README.md

# Protox

![Elixir CI](https://github.com/ahamez/protox/workflows/Elixir%20CI/badge.svg) [![Coverage Status](https://coveralls.io/repos/github/ahamez/protox/badge.svg?branch=master)](https://coveralls.io/github/ahamez/protox?branch=master) [![Hex Docs](https://img.shields.io/badge/hex-docs-brightgreen.svg)](https://hexdocs.pm/protox/) [![Hex.pm Version](http://img.shields.io/hexpm/v/protox.svg)](https://hex.pm/packages/protox) [![License](https://img.shields.io/hexpm/l/protox.svg)](https://github.com/ahamez/protox/blob/master/LICENSE)
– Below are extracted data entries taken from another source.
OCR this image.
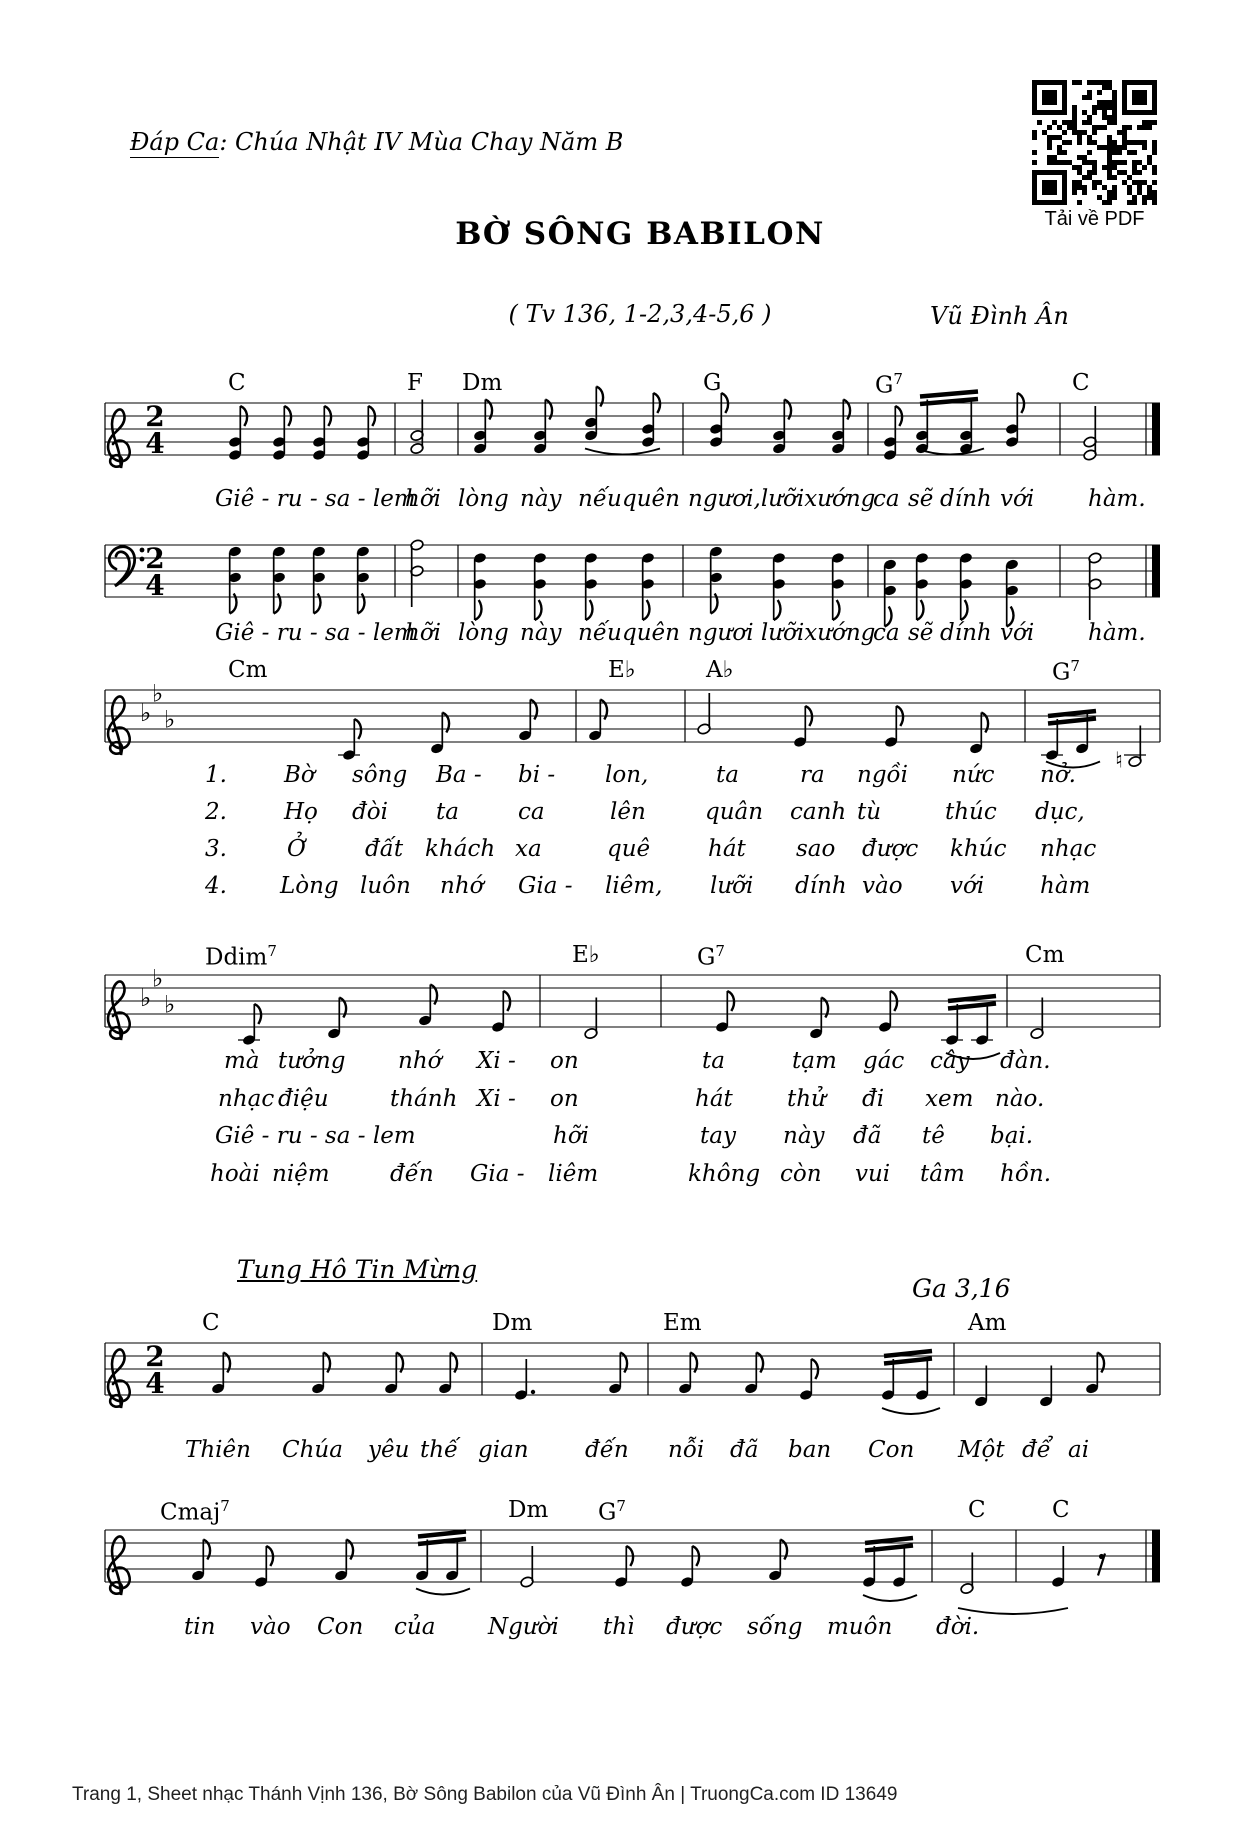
Đáp Ca: Chúa Nhật IV Mùa Chay Năm B
Tải về PDF
BỜ SÔNG BABILON
( Tv 136, 1-2,3,4-5,6 )	Vũ Đình Ân
Tung Hô Tin Mừng
Ga 3,16
2
4
2
4
♭
♭
♭
♮
♭
♭
♭
2
4
Giê - ru - sa - lem
hỡi lòng này nếu quên ngươi,lưỡixướng
ca sẽ dính với hàm.
Giê - ru - sa - lem
hỡi lòng này nếu quên ngươi lưỡixướng
ca sẽ dính với hàm.
1. Bờ sông Ba - bi - lon,	ta	ra ngồi nức nở.
2. Họ đòi ta	ca	lên	quân canh tù	thúc dục,
3.	Ở	đất khách xa	quê	hát sao được khúc nhạc
4. Lòng luôn nhớ Gia - liêm, lưỡi dính vào với hàm
mà tưởng nhớ Xi - on	ta	tạm gác cây đàn.
nhạc điệu	thánh Xi - on	hát thử đi xem nào.
Giê - ru - sa - lem	hỡi	tay này đã tê bại.
hoài niệm	đến Gia - liêm	không còn vui tâm hồn.
Thiên Chúa yêu thế gian đến nỗi đã ban Con Một để ai
tin vào Con của Người thì được sống muôn đời.
Trang 1, Sheet nhạc Thánh Vịnh 136, Bờ Sông Babilon của Vũ Đình Ân | TruongCa.com ID 13649
C	F Dm	G	$G^7$	C
Cm	E♭	A♭	$G^7$
Ddim$^7$	E♭	$G^7$	Cm
C	Dm	Em	Am
Cmaj$^7$	Dm $G^7$	C	C
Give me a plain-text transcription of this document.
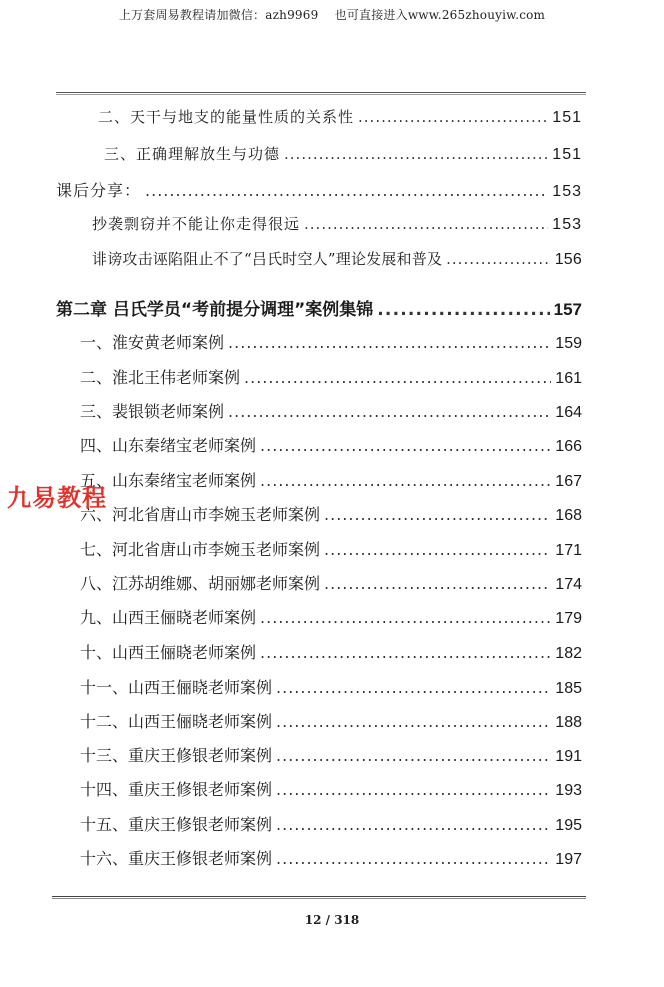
上万套周易教程请加微信：azh9969　 也可直接进入www.265zhouyiw.com
二、天干与地支的能量性质的关系性 .....	151
三、正确理解放生与功德 .....	151
课后分享： .....	153
抄袭剽窃并不能让你走得很远 .....	153
诽谤攻击诬陷阻止不了“吕氏时空人”理论发展和普及 .....	156
第二章 吕氏学员“考前提分调理”案例集锦 .....	157
一、淮安黄老师案例 .....	159
二、淮北王伟老师案例 .....	161
三、裴银锁老师案例 .....	164
四、山东秦绪宝老师案例 .....	166
五、山东秦绪宝老师案例 .....	167
六、河北省唐山市李婉玉老师案例 .....	168
七、河北省唐山市李婉玉老师案例 .....	171
八、江苏胡维娜、胡丽娜老师案例 .....	174
九、山西王俪晓老师案例 .....	179
十、山西王俪晓老师案例 .....	182
十一、山西王俪晓老师案例 .....	185
十二、山西王俪晓老师案例 .....	188
十三、重庆王修银老师案例 .....	191
十四、重庆王修银老师案例 .....	193
十五、重庆王修银老师案例 .....	195
十六、重庆王修银老师案例 .....	197
九易教程
12 / 318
`protox` is an Elixir library to work with [Google's Protocol Buffers](https://developers.google.com/protocol-buffers), versions 2 and 3. It supports both binary and JSON encoding and decoding ([well-known types](https://developers.google.com/protocol-buffers/docs/reference/google.protobuf) included, except the Any type for the time being).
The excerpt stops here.